Il ne fallait surtout pas, pourtant, que Sophie s’envole. Et je parle au sens propre et non au sens figuré car ma Sophie est une magnifique perruche du Gabon. Enfin une perruche du Gabon transgénique. D’où ses pieds et ses mains. Et le fait qu’elle parle. D’où le fait qu’elle mesure un mètre 50. Mais par contre elle vole et mange des graines comme toutes les perruches.
Non je n’ai encore bu aucune goutte d’alcool ce soir !
Comme je vois que vous ne me croyez pas, je vais vous confier certaines choses mais sous le sceau du secret. Je suis docteur en biologie et je fais des recherches sur le clonage dans un laboratoire de génétique moléculaire qui dépend de la « boite » (le ministère de la défense dans notre jargon).
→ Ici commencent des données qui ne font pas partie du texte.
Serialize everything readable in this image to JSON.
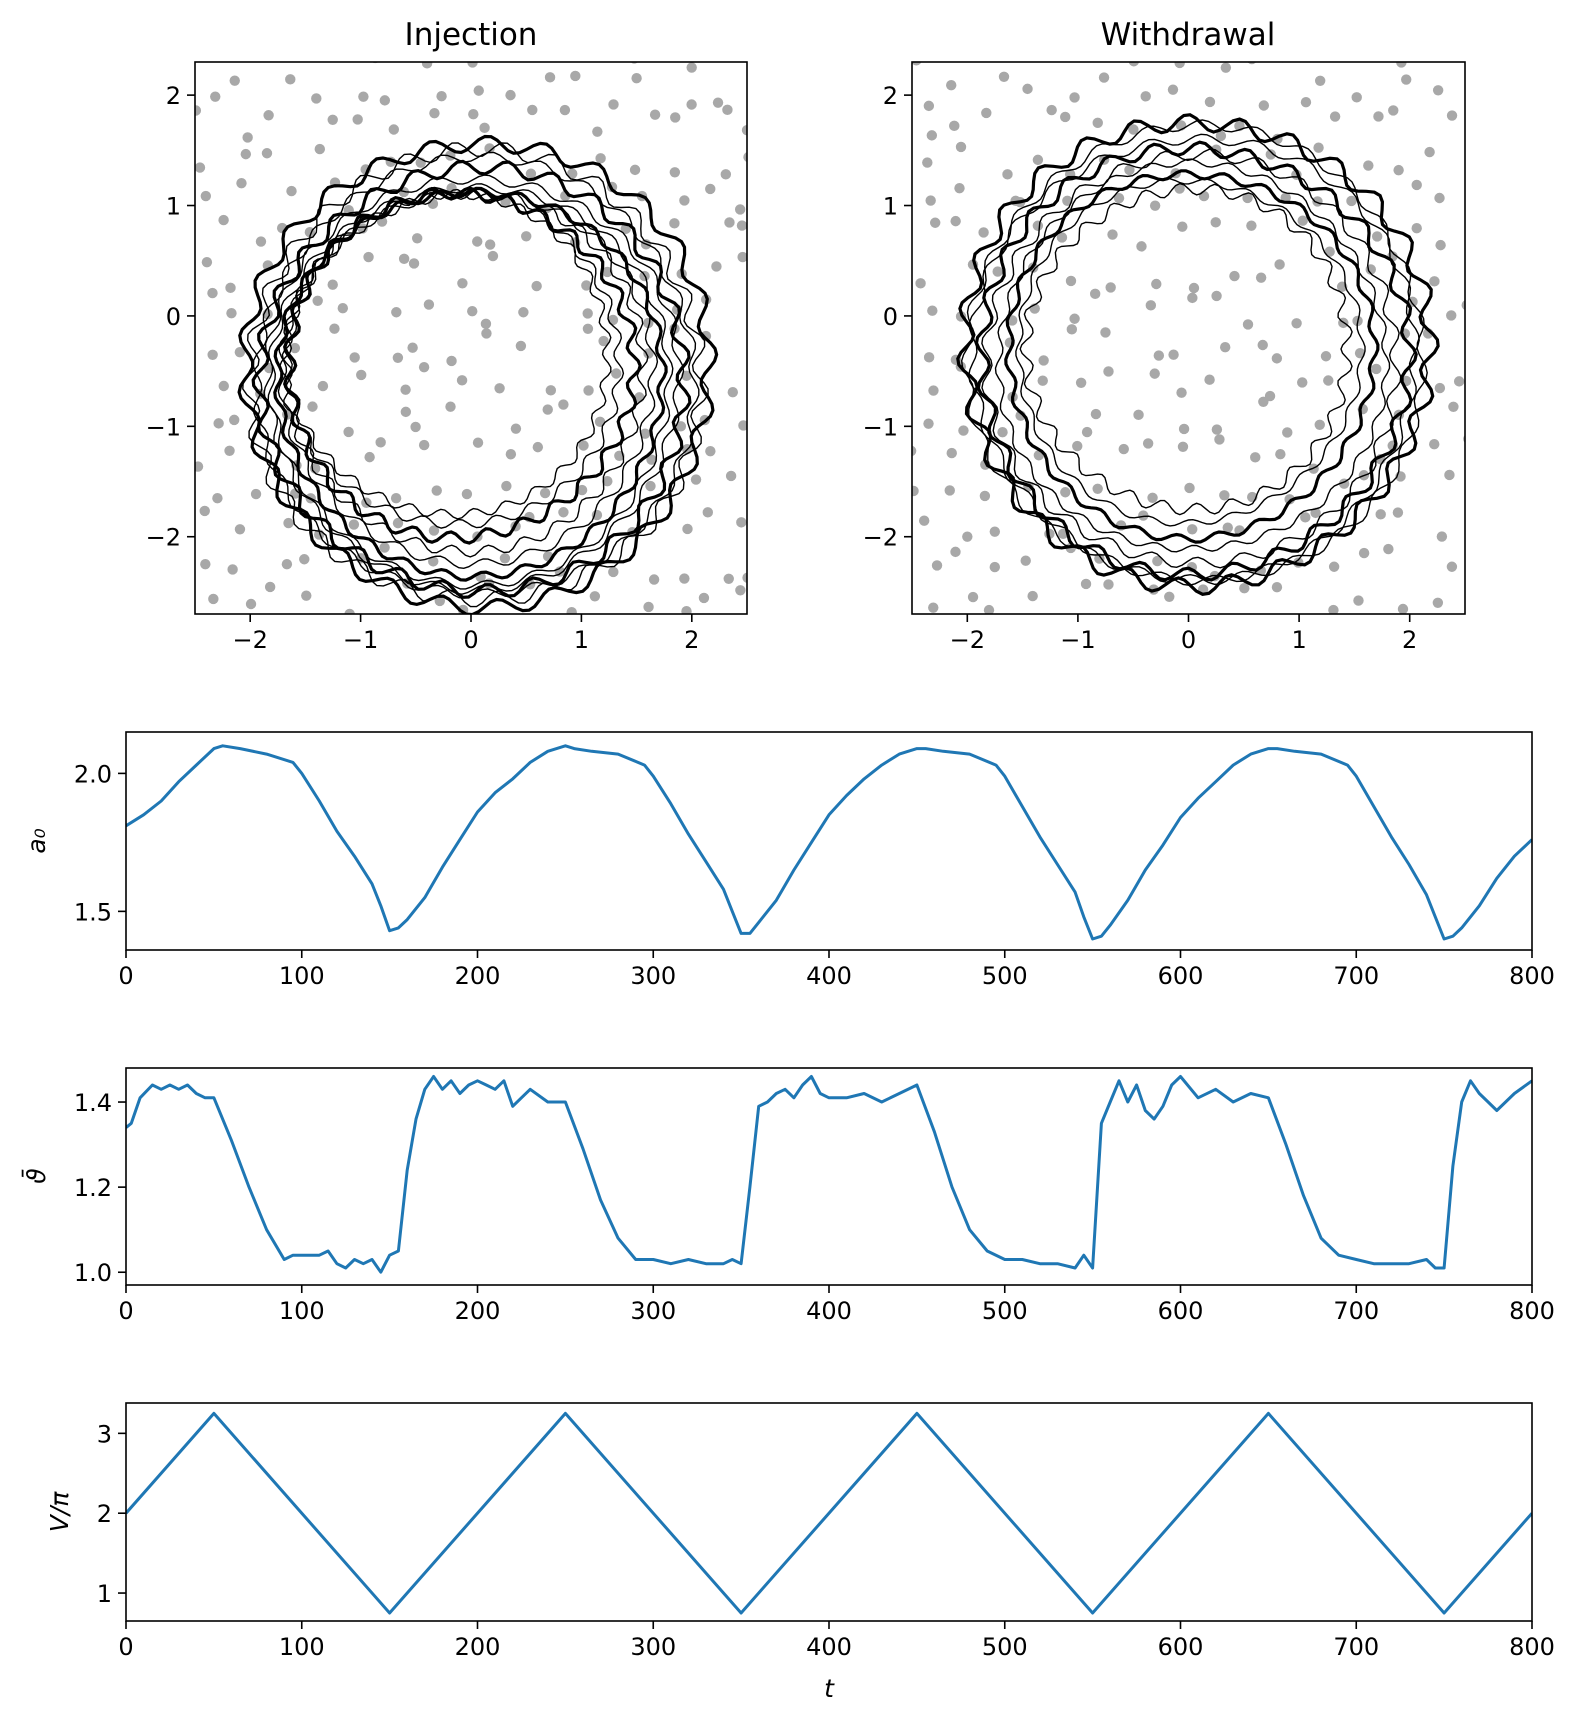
{
  "chart_data": [
    {
      "type": "scatter",
      "title": "Injection",
      "xlabel": "",
      "ylabel": "",
      "xlim": [
        -2.5,
        2.5
      ],
      "ylim": [
        -2.7,
        2.3
      ],
      "xticks": [
        -2,
        -1,
        0,
        1,
        2
      ],
      "yticks": [
        -2,
        -1,
        0,
        1,
        2
      ],
      "xtick_labels": [
        "−2",
        "−1",
        "0",
        "1",
        "2"
      ],
      "ytick_labels": [
        "−2",
        "−1",
        "0",
        "1",
        "2"
      ],
      "background": "grey scattered obstacle dots",
      "interfaces": [
        {
          "cx": -0.2,
          "cy": -0.35,
          "r": 1.45
        },
        {
          "cx": -0.15,
          "cy": -0.4,
          "r": 1.5
        },
        {
          "cx": -0.1,
          "cy": -0.45,
          "r": 1.56
        },
        {
          "cx": -0.05,
          "cy": -0.5,
          "r": 1.62
        },
        {
          "cx": -0.02,
          "cy": -0.55,
          "r": 1.68
        },
        {
          "cx": 0.0,
          "cy": -0.6,
          "r": 1.74
        },
        {
          "cx": 0.0,
          "cy": -0.62,
          "r": 1.8
        },
        {
          "cx": 0.02,
          "cy": -0.6,
          "r": 1.86
        },
        {
          "cx": 0.03,
          "cy": -0.58,
          "r": 1.92
        },
        {
          "cx": 0.05,
          "cy": -0.56,
          "r": 1.98
        },
        {
          "cx": 0.05,
          "cy": -0.55,
          "r": 2.04
        },
        {
          "cx": 0.07,
          "cy": -0.52,
          "r": 2.1
        }
      ]
    },
    {
      "type": "scatter",
      "title": "Withdrawal",
      "xlabel": "",
      "ylabel": "",
      "xlim": [
        -2.5,
        2.5
      ],
      "ylim": [
        -2.7,
        2.3
      ],
      "xticks": [
        -2,
        -1,
        0,
        1,
        2
      ],
      "yticks": [
        -2,
        -1,
        0,
        1,
        2
      ],
      "xtick_labels": [
        "−2",
        "−1",
        "0",
        "1",
        "2"
      ],
      "ytick_labels": [
        "−2",
        "−1",
        "0",
        "1",
        "2"
      ],
      "background": "grey scattered obstacle dots",
      "interfaces": [
        {
          "cx": 0.0,
          "cy": -0.3,
          "r": 1.45
        },
        {
          "cx": 0.0,
          "cy": -0.32,
          "r": 1.55
        },
        {
          "cx": 0.02,
          "cy": -0.35,
          "r": 1.65
        },
        {
          "cx": 0.03,
          "cy": -0.38,
          "r": 1.75
        },
        {
          "cx": 0.04,
          "cy": -0.4,
          "r": 1.85
        },
        {
          "cx": 0.05,
          "cy": -0.4,
          "r": 1.93
        },
        {
          "cx": 0.06,
          "cy": -0.38,
          "r": 2.0
        },
        {
          "cx": 0.07,
          "cy": -0.35,
          "r": 2.06
        },
        {
          "cx": 0.07,
          "cy": -0.33,
          "r": 2.1
        }
      ]
    },
    {
      "type": "line",
      "title": "",
      "xlabel": "",
      "ylabel": "a₀",
      "xlim": [
        0,
        800
      ],
      "ylim": [
        1.36,
        2.15
      ],
      "xticks": [
        0,
        100,
        200,
        300,
        400,
        500,
        600,
        700,
        800
      ],
      "yticks": [
        1.5,
        2.0
      ],
      "xtick_labels": [
        "0",
        "100",
        "200",
        "300",
        "400",
        "500",
        "600",
        "700",
        "800"
      ],
      "ytick_labels": [
        "1.5",
        "2.0"
      ],
      "x": [
        0,
        5,
        10,
        20,
        30,
        40,
        50,
        55,
        65,
        80,
        95,
        100,
        110,
        120,
        130,
        140,
        145,
        150,
        155,
        160,
        170,
        180,
        190,
        200,
        210,
        220,
        230,
        240,
        250,
        255,
        265,
        280,
        295,
        300,
        310,
        320,
        330,
        340,
        345,
        350,
        355,
        360,
        370,
        380,
        390,
        400,
        410,
        420,
        430,
        440,
        450,
        455,
        465,
        480,
        495,
        500,
        510,
        520,
        530,
        540,
        545,
        550,
        555,
        560,
        570,
        580,
        590,
        600,
        610,
        620,
        630,
        640,
        650,
        655,
        665,
        680,
        695,
        700,
        710,
        720,
        730,
        740,
        745,
        750,
        755,
        760,
        770,
        780,
        790,
        800
      ],
      "series": [
        {
          "values": [
            1.81,
            1.83,
            1.85,
            1.9,
            1.97,
            2.03,
            2.09,
            2.1,
            2.09,
            2.07,
            2.04,
            2.0,
            1.9,
            1.79,
            1.7,
            1.6,
            1.52,
            1.43,
            1.44,
            1.47,
            1.55,
            1.66,
            1.76,
            1.86,
            1.93,
            1.98,
            2.04,
            2.08,
            2.1,
            2.09,
            2.08,
            2.07,
            2.03,
            1.99,
            1.89,
            1.78,
            1.68,
            1.58,
            1.5,
            1.42,
            1.42,
            1.46,
            1.54,
            1.65,
            1.75,
            1.85,
            1.92,
            1.98,
            2.03,
            2.07,
            2.09,
            2.09,
            2.08,
            2.07,
            2.03,
            1.99,
            1.88,
            1.77,
            1.67,
            1.57,
            1.48,
            1.4,
            1.41,
            1.45,
            1.54,
            1.65,
            1.74,
            1.84,
            1.91,
            1.97,
            2.03,
            2.07,
            2.09,
            2.09,
            2.08,
            2.07,
            2.03,
            1.99,
            1.88,
            1.77,
            1.67,
            1.56,
            1.48,
            1.4,
            1.41,
            1.44,
            1.52,
            1.62,
            1.7,
            1.76
          ]
        }
      ]
    },
    {
      "type": "line",
      "title": "",
      "xlabel": "",
      "ylabel": "ϑ̄",
      "xlim": [
        0,
        800
      ],
      "ylim": [
        0.97,
        1.48
      ],
      "xticks": [
        0,
        100,
        200,
        300,
        400,
        500,
        600,
        700,
        800
      ],
      "yticks": [
        1.0,
        1.2,
        1.4
      ],
      "xtick_labels": [
        "0",
        "100",
        "200",
        "300",
        "400",
        "500",
        "600",
        "700",
        "800"
      ],
      "ytick_labels": [
        "1.0",
        "1.2",
        "1.4"
      ],
      "x": [
        0,
        3,
        8,
        15,
        20,
        25,
        30,
        35,
        40,
        45,
        50,
        60,
        70,
        80,
        90,
        95,
        100,
        110,
        115,
        120,
        125,
        130,
        135,
        140,
        145,
        150,
        155,
        160,
        165,
        170,
        175,
        180,
        185,
        190,
        195,
        200,
        205,
        210,
        215,
        220,
        225,
        230,
        240,
        250,
        260,
        270,
        280,
        290,
        300,
        310,
        320,
        330,
        340,
        345,
        350,
        355,
        360,
        365,
        370,
        375,
        380,
        385,
        390,
        395,
        400,
        410,
        420,
        430,
        440,
        450,
        460,
        470,
        480,
        490,
        500,
        510,
        520,
        530,
        540,
        545,
        550,
        555,
        560,
        565,
        570,
        575,
        580,
        585,
        590,
        595,
        600,
        610,
        620,
        630,
        640,
        650,
        660,
        670,
        680,
        690,
        700,
        710,
        720,
        730,
        740,
        745,
        750,
        755,
        760,
        765,
        770,
        775,
        780,
        785,
        790,
        800
      ],
      "series": [
        {
          "values": [
            1.34,
            1.35,
            1.41,
            1.44,
            1.43,
            1.44,
            1.43,
            1.44,
            1.42,
            1.41,
            1.41,
            1.31,
            1.2,
            1.1,
            1.03,
            1.04,
            1.04,
            1.04,
            1.05,
            1.02,
            1.01,
            1.03,
            1.02,
            1.03,
            1.0,
            1.04,
            1.05,
            1.24,
            1.36,
            1.43,
            1.46,
            1.43,
            1.45,
            1.42,
            1.44,
            1.45,
            1.44,
            1.43,
            1.45,
            1.39,
            1.41,
            1.43,
            1.4,
            1.4,
            1.29,
            1.17,
            1.08,
            1.03,
            1.03,
            1.02,
            1.03,
            1.02,
            1.02,
            1.03,
            1.02,
            1.2,
            1.39,
            1.4,
            1.42,
            1.43,
            1.41,
            1.44,
            1.46,
            1.42,
            1.41,
            1.41,
            1.42,
            1.4,
            1.42,
            1.44,
            1.33,
            1.2,
            1.1,
            1.05,
            1.03,
            1.03,
            1.02,
            1.02,
            1.01,
            1.04,
            1.01,
            1.35,
            1.4,
            1.45,
            1.4,
            1.44,
            1.38,
            1.36,
            1.39,
            1.44,
            1.46,
            1.41,
            1.43,
            1.4,
            1.42,
            1.41,
            1.3,
            1.18,
            1.08,
            1.04,
            1.03,
            1.02,
            1.02,
            1.02,
            1.03,
            1.01,
            1.01,
            1.25,
            1.4,
            1.45,
            1.42,
            1.4,
            1.38,
            1.4,
            1.42,
            1.45
          ]
        }
      ]
    },
    {
      "type": "line",
      "title": "",
      "xlabel": "t",
      "ylabel": "V/π",
      "xlim": [
        0,
        800
      ],
      "ylim": [
        0.65,
        3.38
      ],
      "xticks": [
        0,
        100,
        200,
        300,
        400,
        500,
        600,
        700,
        800
      ],
      "yticks": [
        1,
        2,
        3
      ],
      "xtick_labels": [
        "0",
        "100",
        "200",
        "300",
        "400",
        "500",
        "600",
        "700",
        "800"
      ],
      "ytick_labels": [
        "1",
        "2",
        "3"
      ],
      "x": [
        0,
        50,
        150,
        250,
        350,
        450,
        550,
        650,
        750,
        800
      ],
      "series": [
        {
          "values": [
            2.0,
            3.25,
            0.75,
            3.25,
            0.75,
            3.25,
            0.75,
            3.25,
            0.75,
            2.0
          ]
        }
      ]
    }
  ]
}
Sophie n’est pas une simple perruche du Gabon mais une créature exceptionnelle qui n’a plus rien à voir avec l’animal d’origine. Après de nombreux essais, nous avons réussi à la cloner à partir certes d’ADN de perruche mais modifié par celui d’Albert Einstein pour son intelligence, de celui de feue mon épouse Sophie (d’où son nom, que voulez-vous, je suis un grand romantique) parce qu’elle était l’amour de ma vie (mais, hum, certainement pas pour son intelligence !) ; et de Houdini parce que nous nous sommes emmêlés les pinceaux sur la paillasse. En fait, nous voulions ajouter l’ADN de Gandhi mais l’autre équipe du labo clonait en même temps un macaque agent secret. Nous avons malencontreusement interverti les tubes. Le macaque est devenu incontrôlable au point de réussir à mettre le boxon dans l’animalerie (il a convaincu toutes les créatures de faire un sit-in en refusant de sortir de leur cage) ; et Sophie a fait fugue sur fugue pour venir me retrouver à la maison sans que les systèmes de sécurité, pourtant très performants, de notre laboratoire n’arrivent à la retenir.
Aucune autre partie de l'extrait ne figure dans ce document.